After lunch, Mr. Bennoch took me round the establishment, which is quite extensive, occupying, I think, two or three adjacent houses, and requiring more. He showed me innumerable packages of ribbons, and other silk manufactures, and all sorts of silks, from the raw thread to the finest fabrics. He then offered to show me some of the curiosities of old London, and took me first to Barber-Surgeons' Hall, in Monkwell Street. It was at this place that the first anatomical studies were instituted in England. At the time of its foundation, the Barbers and Surgeons were one company; but the latter, I believe, are now the exclusive possessors of the Hall. The edifice was built by Inigo Jones, and the principal room is a fine one, with finely carved wood-work on the ceiling and walls. There is a skylight in the roof, letting down a sufficient radiance on the long table beneath, where, no doubt, dead people have been dissected, and where, for many generations, it has been the custom of the society to hold its stated feasts. In this room hangs the most valuable picture by Holbein now in existence, representing the company of Barber-Surgeons kneeling before Henry VIII., and receiving their charter from his hands. The picture is about six feet square. The king is dressed in scarlet, and quite fulfils one's idea of his aspect. The Barber-Surgeons, all portraits, are an assemblage of grave-looking personages, in dark costumes. The company has refused five thousand pounds for this unique picture; and the keeper of the Hall told me that Sir Robert Peel had offered a thousand pounds for liberty to take out only one of the heads, that of a person named Pen, he conditioning to have a perfect fac-simile painted in. I did not see any merit in this head over the others.
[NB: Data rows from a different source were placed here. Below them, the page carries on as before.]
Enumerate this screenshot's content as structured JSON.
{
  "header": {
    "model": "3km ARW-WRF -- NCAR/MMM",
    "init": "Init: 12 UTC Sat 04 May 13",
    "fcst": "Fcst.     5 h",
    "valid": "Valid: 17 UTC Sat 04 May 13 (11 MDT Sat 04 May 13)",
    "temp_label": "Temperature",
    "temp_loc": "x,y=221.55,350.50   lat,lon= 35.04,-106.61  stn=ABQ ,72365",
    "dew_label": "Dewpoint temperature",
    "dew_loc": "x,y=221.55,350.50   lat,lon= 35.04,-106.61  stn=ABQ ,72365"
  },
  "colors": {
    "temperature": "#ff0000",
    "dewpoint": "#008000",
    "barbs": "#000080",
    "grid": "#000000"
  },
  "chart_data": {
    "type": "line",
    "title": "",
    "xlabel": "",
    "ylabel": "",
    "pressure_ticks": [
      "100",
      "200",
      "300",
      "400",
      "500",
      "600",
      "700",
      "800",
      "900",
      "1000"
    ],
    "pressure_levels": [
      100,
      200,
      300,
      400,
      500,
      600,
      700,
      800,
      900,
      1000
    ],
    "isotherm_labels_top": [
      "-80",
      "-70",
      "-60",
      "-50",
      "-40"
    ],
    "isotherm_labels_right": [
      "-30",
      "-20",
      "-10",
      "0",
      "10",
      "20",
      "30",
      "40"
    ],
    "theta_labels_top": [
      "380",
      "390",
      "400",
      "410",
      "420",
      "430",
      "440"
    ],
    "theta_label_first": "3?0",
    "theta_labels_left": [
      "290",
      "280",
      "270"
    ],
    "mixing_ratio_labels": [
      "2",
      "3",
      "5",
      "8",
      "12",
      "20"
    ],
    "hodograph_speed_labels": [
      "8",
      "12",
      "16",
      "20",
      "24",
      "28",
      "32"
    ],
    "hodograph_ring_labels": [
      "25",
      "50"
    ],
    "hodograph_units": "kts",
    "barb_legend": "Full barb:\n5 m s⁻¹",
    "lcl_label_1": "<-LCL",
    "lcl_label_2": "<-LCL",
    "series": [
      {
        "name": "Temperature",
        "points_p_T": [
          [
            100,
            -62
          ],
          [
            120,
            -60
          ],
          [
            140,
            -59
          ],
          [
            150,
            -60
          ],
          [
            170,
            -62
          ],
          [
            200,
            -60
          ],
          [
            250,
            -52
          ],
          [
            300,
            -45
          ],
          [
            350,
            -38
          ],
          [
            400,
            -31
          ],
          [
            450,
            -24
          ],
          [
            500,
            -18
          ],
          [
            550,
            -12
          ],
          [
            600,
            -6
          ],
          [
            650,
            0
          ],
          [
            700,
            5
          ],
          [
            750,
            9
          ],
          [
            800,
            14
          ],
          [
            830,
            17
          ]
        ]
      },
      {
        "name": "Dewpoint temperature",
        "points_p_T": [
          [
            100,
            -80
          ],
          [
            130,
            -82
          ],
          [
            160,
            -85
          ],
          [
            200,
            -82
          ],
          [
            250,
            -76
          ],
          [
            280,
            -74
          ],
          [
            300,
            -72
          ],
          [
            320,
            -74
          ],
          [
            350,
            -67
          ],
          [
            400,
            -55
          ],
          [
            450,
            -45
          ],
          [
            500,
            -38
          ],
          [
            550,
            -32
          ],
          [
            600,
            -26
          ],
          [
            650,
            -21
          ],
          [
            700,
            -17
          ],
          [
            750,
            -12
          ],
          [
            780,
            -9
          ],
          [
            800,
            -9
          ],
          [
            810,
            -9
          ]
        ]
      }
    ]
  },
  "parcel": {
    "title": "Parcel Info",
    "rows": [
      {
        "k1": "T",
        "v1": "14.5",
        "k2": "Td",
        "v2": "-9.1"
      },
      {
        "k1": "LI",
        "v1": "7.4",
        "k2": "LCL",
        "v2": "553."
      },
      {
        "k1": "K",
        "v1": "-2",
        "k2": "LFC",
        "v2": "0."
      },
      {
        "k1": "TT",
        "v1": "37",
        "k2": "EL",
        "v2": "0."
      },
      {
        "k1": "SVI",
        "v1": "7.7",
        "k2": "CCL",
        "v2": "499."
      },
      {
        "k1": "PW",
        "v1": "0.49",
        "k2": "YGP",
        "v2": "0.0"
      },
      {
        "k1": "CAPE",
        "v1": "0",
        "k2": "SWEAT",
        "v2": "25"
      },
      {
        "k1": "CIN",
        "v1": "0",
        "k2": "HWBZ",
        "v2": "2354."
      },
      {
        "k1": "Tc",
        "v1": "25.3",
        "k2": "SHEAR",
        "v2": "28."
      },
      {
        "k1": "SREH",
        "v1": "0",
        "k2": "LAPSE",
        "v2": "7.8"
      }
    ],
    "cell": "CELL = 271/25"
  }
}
Beside this great picture hung a most exquisite portrait by Vandyke; an elderly, bearded man, of noble and refined countenance, in a rich, grave dress. There are many other pictures of distinguished men of the company, in long past times, and of some of the kings and great people of England, all darkened with age, and producing a rich and sombre effect, in this stately old hall. Nothing is more curious in London than these ancient localities and customs of the City Companies, – each trade and profession having its own hall, and its own institutions. The keeper next showed us the plate which is used at the banquets.

I should like to be present at one of these feasts. I saw also an old vellum manuscript, in black-letter, which appeared to be a record of the proceedings of the company; and at the end there were many pages ruled for further entries, but none had been made in the volume for the last three or four hundred years.